Getting the idea engine started

JUN Tanaka and Mark Jankel’s entrepreneurial spirit offers hope to anyone who has ever fantasised about setting up their own restaurant. For just £4,000 initial set up costs the pair have rented an Airstream truck and are driving around London this week selling their gourmet meals-on-wheels. They are serving a seasonal British menu with dishes such as home smoked salmon and braised featherblade of beef wheeled right into tourist areas. In just two days they have made back their initial investment, proving that they have tapped into one very effective business model.

The pair hope to drum up the same excitement that gourmet food trucks have created in the US. The trucks have stormed the States thanks to discerning office workers hungry for better lunch options and the power of social media. Customers hunt for a truck’s location using information from Twitter and Facebook, bringing a twentieth century feel to following the old-fashioned ice cream truck music. A single lunch truck in Seattle grossed $400,000 in its first year. Kogi BBQ in Los Angeles has 75,869 Twitter followers.

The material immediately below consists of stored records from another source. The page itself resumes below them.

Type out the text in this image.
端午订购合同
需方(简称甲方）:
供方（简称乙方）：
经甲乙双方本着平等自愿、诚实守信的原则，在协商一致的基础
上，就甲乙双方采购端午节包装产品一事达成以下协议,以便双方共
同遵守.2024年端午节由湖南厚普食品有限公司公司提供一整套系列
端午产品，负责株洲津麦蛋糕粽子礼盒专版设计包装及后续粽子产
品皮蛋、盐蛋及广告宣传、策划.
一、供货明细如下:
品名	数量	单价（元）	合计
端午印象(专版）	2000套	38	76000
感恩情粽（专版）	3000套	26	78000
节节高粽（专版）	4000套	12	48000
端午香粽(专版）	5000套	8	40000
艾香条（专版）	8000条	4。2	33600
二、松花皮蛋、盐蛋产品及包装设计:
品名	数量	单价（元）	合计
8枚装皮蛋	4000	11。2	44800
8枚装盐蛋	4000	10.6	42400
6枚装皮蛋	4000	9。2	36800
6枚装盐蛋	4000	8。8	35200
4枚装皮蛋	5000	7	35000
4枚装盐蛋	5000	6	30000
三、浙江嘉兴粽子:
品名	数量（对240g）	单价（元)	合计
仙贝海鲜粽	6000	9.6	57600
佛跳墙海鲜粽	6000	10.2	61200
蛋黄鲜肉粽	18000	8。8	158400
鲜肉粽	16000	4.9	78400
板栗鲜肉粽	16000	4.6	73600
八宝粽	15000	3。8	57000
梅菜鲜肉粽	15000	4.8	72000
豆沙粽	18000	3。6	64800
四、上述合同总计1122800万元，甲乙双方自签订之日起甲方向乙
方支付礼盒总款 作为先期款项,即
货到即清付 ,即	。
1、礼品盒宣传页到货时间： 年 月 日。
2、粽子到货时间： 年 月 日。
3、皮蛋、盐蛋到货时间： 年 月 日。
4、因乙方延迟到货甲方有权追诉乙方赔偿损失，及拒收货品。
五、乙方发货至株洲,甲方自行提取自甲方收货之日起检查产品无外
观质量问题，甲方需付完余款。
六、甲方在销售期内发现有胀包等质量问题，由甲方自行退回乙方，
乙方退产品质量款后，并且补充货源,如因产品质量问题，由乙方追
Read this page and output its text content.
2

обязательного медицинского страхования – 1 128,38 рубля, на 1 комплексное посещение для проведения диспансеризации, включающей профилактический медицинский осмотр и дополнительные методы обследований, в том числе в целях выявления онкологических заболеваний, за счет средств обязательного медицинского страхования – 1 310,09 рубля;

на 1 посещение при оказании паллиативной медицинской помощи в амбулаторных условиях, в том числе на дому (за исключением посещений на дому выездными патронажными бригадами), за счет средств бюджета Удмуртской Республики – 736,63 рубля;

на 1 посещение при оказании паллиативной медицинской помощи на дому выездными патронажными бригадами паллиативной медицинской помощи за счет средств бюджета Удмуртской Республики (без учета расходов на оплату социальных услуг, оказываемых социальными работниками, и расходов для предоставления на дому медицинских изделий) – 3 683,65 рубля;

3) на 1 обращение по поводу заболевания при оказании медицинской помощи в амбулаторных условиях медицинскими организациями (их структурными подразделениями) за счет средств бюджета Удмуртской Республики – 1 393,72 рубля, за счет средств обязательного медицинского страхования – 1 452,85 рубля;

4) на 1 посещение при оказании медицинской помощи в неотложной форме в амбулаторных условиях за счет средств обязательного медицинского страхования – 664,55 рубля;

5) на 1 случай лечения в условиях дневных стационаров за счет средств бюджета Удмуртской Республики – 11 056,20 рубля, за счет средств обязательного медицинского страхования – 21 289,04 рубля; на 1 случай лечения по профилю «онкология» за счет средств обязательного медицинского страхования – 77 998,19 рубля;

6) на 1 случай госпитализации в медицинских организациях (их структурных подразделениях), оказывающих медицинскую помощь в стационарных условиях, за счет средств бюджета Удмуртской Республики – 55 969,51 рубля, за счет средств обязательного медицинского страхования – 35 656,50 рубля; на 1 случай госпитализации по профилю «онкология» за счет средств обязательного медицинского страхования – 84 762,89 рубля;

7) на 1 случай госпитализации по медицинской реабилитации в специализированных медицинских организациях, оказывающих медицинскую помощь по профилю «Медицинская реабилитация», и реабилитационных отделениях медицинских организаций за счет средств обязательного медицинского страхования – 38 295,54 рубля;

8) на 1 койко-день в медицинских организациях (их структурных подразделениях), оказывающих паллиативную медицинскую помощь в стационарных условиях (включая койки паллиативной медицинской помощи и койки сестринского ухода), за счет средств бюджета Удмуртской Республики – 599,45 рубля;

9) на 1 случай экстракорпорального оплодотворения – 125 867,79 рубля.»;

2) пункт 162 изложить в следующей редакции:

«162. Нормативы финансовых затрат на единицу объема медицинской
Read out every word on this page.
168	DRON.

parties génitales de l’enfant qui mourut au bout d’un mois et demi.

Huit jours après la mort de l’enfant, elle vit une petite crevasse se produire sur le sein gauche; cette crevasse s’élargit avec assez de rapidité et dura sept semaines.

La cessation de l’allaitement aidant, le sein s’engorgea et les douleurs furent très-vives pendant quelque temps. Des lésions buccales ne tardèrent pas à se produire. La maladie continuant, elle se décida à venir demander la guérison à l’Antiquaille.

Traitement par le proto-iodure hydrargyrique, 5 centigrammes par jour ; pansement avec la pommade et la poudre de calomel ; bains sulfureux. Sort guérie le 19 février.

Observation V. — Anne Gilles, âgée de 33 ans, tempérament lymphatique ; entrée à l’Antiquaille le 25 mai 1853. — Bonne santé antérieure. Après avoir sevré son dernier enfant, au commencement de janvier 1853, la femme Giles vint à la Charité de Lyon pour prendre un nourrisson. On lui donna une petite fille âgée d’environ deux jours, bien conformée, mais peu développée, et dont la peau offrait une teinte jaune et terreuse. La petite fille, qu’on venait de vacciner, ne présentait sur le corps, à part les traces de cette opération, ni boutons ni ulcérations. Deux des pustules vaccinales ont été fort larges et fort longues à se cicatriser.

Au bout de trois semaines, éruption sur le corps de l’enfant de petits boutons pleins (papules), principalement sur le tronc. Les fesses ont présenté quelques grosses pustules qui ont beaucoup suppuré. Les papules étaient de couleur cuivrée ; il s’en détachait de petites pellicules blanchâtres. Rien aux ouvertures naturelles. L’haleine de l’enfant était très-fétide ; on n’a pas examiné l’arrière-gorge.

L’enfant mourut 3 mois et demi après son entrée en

Both Tanaka and Jankel work in the restaurant sector, but this is their first venture out on their own. Jankel is trying to set up a full-scale restaurant at the moment. He says he has been delighted by how much easier setting up the mobile business is than the stationary one. For a food truck all you need is a driving licence, health and safety and hygiene certificates. For a stationary business, he says you need half a million pounds and a lot of patience to comply with all the regulations.

The craze in the States has seen some quitting corporate jobs to get trucking. Native Belgian Thomas DeGeest spent a decade working as an IBM management consultant in New York, but sacked it in to sell the waffles of his home country from a big yellow van. DeGeest gets attention from his Twitter followers by asking them trivia questions for freebies.

Food trucks and new media seem to be a recipe for success at the moment. Low overheads and the ability to sidestep red tape present an opportunity to move from a craze to a serious business model.